READ: World's Wildest Holiday Houses

(Photo: imagebroker/Alamy)
Christmas Tree Fires

You'd think by now we'd have this whole Christmas tree safety thing down. But each year, hundreds of house fires start at the Christmas tree, resulting in about 15 deaths and $13 million in property damage. You can avoid tannenbaum tragedies by taking some very simple precautions, such as selecting a fresh tree, watering it once a day, and keeping it away from fireplaces and heating fixtures.

(Photo: Chad Ehlers/Alamy)
Lighting Disasters

Outdoing our neighbors with Clark Griswold–like holiday lighting displays is as American as greasy fast food and suburban sprawl. Just try not to make house fires a part of your annual holiday tradition. Avoid Christmastime conflagrations with simple measures, such as using indoor lights inside and outdoor lights outside, checking for cracked or broken sockets and frayed wires, and limiting yourself to three strands of lights per extension cord. During the two months surrounding the holiday season, more than 14,000 people are treated in hospital emergency rooms for injuries related to holiday decorating each year.

(Photo: Getty Images/Omer Knaz)
Poisonous Plants

Oh by gosh, by golly, it turns out that holly and mistletoe can actually kill you. The pretty red berries of the holly plant are extremely poisonous, as are mistletoe's toxic berries, leaves, and stems. Keep these plants—as well as Jerusalem cherries and bittersweet—well out of reach of children, as well as your pets.

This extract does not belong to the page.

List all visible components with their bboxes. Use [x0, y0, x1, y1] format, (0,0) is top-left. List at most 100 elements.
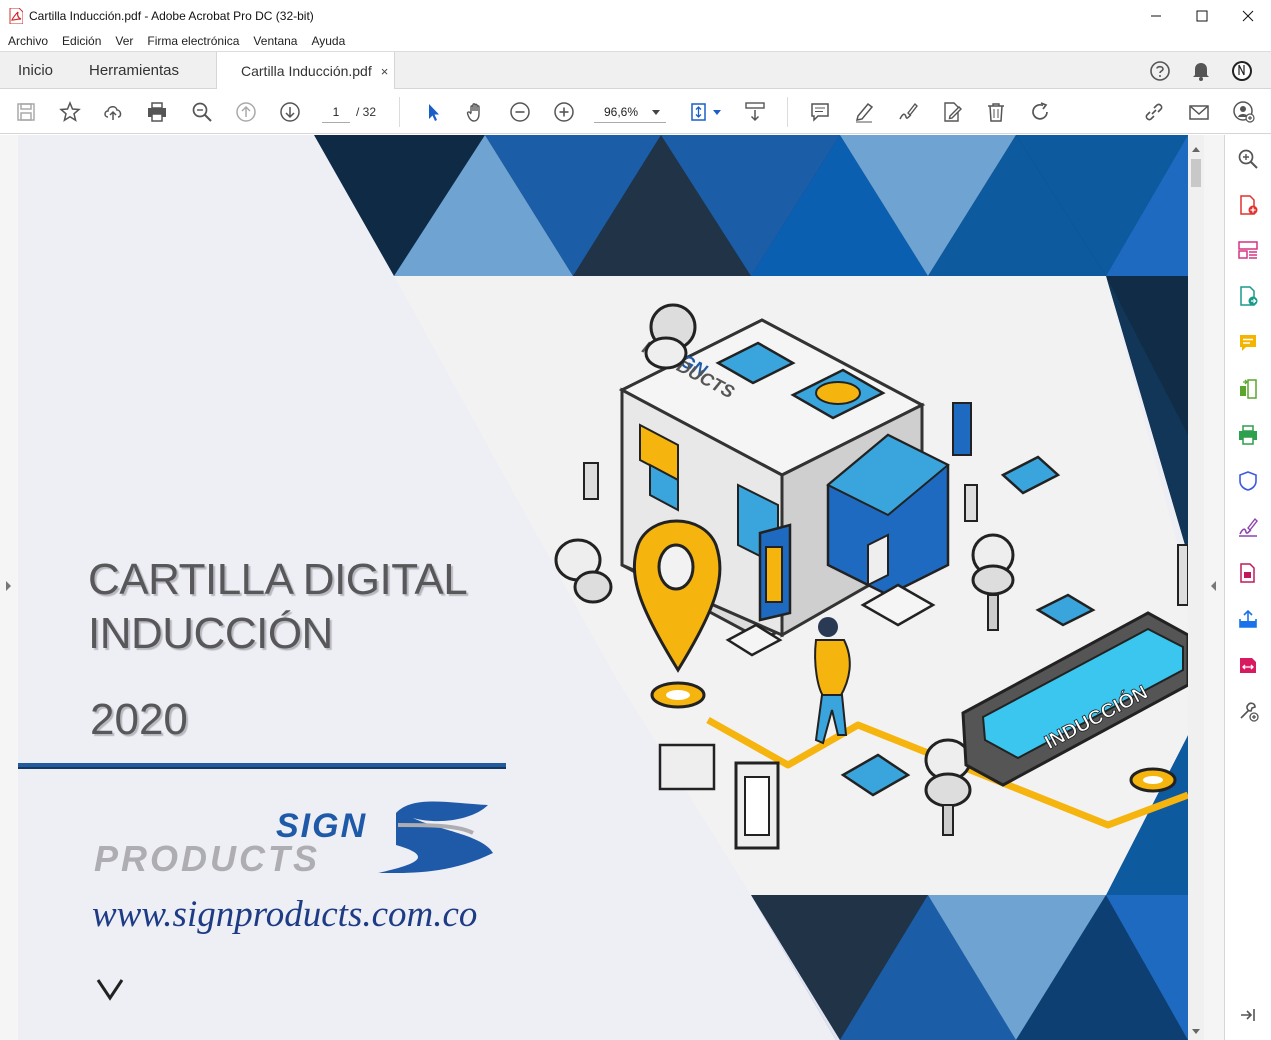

READ: Craziest Homeowner Holiday Disaster Stories

(Getty Images/Thatcher Keats)
Sledding

Remember when Little Harry Bailey's sled veered off course and into an ice hole in It's a Wonderful Life? This was not an isolated incident. Turns out more than 33,000 of us are injured while sledding or tobogganing each year, and children ages 5 to 9 are most at risk. Be sure to sled in spacious areas with gently sloping hills and that there's enough room at the end of the ride to stop safely. Also, check for obstructions along your sledding path, such as fences, trees, or rocks, as well as frozen-over ponds and streams.

(Photo: iStockPhoto.com/ATTACK-RABBIT)
Decorating Wipeouts

In a recent survey by the Home Safety Council, 82 percent of homeowners admitted climbing on chairs, counters, and shelves—instead of proper stepladders—when decorating for the holidays. Even when using ladders, many people tended to ignore basic safety precautions, such as placing ladders on level ground. Whether you're planting your star atop the Christmas tree or stringing holiday lights outside, keep in mind that about half a million people are injured each year in ladder-related accidents, so be careful.

READ: 24 Easy Upgrades to Create a Festive Holiday Home

(Photo: iStockPhoto.com/Spauln)
The Merry Christmas Coronary

According to an alarming 2004 study, more heart-related deaths occur on Christmas Day than on any other day of the year among people who are not already in the hospital. The second-highest death-toll day is December 26, and the third highest is New Year's Day. Heart researchers speculate that the rise in what they dub "Merry Christmas Coronaries" might be due to over-rich and salty diets, holiday-related stress, and a desire to delay treating symptoms until after the holidays.